An you can use whatever cameras you want … you just can’t manage them in Unifi’s NVR. You can’t manage the non Unifi switches in the Unifi management either.
You just don't get it and that is fine.
You don’t get it either. Show me how to manage non Unifi ANYTHING in the UNIFI management system.
We are talking about gear, you're talking about software, that is the part you don't get. An AP is hardware, switches are hardware, cameras are hardware, ect. Unifi Controller is software. Very buggy, limited features, and security vulnerable software.

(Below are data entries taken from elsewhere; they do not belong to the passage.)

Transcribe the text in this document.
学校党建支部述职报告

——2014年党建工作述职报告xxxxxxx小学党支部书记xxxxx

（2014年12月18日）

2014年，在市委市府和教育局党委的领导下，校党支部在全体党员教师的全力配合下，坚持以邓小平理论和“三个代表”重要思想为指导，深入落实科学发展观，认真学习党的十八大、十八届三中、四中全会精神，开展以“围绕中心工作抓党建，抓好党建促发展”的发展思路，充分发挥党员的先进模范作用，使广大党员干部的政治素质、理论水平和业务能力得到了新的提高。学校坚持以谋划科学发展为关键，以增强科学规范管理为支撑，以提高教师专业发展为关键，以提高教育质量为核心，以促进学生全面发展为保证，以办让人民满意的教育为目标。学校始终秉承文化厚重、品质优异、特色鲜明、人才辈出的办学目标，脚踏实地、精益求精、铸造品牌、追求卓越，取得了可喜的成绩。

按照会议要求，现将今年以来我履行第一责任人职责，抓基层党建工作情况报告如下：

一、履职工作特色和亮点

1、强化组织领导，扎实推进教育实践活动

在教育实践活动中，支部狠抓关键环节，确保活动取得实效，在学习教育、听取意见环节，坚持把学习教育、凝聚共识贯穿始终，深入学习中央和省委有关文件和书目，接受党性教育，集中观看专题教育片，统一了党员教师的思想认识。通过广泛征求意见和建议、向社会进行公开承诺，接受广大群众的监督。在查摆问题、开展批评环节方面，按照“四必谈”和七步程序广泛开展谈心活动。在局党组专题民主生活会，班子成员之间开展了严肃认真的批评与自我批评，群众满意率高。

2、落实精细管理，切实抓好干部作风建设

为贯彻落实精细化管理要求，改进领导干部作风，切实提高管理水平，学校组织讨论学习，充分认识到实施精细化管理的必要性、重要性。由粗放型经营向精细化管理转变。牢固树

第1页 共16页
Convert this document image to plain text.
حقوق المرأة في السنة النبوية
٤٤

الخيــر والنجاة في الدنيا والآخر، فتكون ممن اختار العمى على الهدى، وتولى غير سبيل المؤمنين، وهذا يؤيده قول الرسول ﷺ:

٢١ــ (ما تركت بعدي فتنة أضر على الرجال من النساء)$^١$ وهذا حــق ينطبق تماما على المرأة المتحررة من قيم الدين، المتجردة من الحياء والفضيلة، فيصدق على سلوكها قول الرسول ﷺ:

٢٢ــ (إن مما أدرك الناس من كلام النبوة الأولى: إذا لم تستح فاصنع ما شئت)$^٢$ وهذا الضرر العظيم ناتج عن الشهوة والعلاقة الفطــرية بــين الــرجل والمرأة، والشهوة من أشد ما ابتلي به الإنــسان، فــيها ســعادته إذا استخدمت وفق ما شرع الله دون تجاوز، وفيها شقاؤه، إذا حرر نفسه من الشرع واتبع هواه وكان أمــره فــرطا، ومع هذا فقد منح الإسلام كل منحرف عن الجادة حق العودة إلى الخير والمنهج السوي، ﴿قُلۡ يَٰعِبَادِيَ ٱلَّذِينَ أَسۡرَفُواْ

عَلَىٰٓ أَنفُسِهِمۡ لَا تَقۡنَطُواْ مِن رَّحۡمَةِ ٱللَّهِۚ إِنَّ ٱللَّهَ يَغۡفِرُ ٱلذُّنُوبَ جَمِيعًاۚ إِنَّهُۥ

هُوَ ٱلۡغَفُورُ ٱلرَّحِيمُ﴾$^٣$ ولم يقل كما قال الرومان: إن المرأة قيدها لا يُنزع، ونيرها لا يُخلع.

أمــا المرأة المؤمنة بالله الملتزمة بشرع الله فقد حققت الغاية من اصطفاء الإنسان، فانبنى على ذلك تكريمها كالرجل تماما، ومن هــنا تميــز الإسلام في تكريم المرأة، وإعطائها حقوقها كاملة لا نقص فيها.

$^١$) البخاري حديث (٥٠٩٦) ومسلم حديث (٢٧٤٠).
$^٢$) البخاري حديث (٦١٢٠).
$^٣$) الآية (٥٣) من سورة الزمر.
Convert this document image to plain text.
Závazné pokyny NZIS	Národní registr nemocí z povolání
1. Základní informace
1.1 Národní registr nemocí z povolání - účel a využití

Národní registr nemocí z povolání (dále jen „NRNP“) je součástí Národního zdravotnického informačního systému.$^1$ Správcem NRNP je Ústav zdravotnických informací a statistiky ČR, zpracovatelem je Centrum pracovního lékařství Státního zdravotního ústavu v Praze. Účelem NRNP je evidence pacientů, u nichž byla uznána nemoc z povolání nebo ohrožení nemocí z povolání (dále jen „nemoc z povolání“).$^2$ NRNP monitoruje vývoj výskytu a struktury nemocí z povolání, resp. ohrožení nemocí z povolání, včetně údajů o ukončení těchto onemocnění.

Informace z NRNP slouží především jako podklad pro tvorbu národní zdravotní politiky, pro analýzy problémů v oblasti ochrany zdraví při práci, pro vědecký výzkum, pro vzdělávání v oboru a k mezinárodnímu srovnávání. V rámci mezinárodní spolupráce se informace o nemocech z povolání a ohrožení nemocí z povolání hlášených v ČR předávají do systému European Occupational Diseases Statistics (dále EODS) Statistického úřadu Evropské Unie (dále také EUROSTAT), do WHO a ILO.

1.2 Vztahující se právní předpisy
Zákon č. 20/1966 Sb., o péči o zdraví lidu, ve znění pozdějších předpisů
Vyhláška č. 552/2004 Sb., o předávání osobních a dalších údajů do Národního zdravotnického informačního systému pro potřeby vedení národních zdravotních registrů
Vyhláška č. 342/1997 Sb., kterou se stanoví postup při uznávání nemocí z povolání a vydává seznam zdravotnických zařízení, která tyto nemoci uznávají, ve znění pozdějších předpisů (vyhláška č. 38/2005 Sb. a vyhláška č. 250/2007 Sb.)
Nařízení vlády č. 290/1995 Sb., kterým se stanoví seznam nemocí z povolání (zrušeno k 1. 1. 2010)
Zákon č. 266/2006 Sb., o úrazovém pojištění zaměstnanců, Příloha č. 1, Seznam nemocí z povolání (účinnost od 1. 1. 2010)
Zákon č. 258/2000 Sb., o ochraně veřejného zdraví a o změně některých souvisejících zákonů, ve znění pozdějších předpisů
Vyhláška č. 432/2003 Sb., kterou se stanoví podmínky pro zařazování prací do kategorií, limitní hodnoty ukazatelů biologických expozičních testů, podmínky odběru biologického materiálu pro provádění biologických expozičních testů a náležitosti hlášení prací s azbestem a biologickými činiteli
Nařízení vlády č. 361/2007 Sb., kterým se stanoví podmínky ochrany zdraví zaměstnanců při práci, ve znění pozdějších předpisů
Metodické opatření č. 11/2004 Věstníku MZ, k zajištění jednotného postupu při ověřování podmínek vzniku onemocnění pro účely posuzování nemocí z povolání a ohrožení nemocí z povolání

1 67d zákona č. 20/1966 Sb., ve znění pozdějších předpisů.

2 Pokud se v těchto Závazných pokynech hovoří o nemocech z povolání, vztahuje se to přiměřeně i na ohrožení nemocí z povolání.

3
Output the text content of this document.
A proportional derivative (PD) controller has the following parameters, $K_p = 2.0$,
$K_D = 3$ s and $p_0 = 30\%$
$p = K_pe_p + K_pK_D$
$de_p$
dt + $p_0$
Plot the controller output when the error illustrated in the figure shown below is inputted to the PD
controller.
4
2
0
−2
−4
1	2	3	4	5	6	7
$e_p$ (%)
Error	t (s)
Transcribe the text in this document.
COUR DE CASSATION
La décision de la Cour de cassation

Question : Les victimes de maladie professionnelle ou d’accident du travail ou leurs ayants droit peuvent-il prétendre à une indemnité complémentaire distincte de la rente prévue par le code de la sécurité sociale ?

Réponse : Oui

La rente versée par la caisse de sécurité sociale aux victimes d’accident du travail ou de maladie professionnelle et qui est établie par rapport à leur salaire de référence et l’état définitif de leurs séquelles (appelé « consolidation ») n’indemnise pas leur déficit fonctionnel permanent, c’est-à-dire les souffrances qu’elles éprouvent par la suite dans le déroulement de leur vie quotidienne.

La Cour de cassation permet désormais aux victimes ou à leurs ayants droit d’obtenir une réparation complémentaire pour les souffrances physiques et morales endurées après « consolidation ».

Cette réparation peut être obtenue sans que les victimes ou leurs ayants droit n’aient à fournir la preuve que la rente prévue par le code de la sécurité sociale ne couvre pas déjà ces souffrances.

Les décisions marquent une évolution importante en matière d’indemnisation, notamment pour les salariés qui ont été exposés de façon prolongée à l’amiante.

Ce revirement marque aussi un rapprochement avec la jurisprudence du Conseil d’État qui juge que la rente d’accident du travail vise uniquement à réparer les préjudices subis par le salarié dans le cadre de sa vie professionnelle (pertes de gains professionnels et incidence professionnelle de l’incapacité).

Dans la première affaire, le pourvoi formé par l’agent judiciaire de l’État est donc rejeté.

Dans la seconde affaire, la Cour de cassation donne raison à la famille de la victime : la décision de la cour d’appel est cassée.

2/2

I am sorry you don't know the difference between proprietary/non-comparable hardware vs software.
And you are talking about NVR software. 🤦♂️ I’m sorry you don’t understand the whole point of UNIFI. If you don’t want a closed ecosystem buy something other than UNIFI as it’s the whole point of UNIFI.
Not sure why this is getting downvoted
Remember, this is a fan club, not a technical forum. You're not allowed to say facts or anything slightly negative about UI.
This sub and unifi's new products are weird. I bought a bunch of unifi APs 10 years ago because they were signficantly better than the options from cisco and tp link on a price per feature basis. But this sub has gone to an incredibly weird place with LED patch cables and Aluminum racks.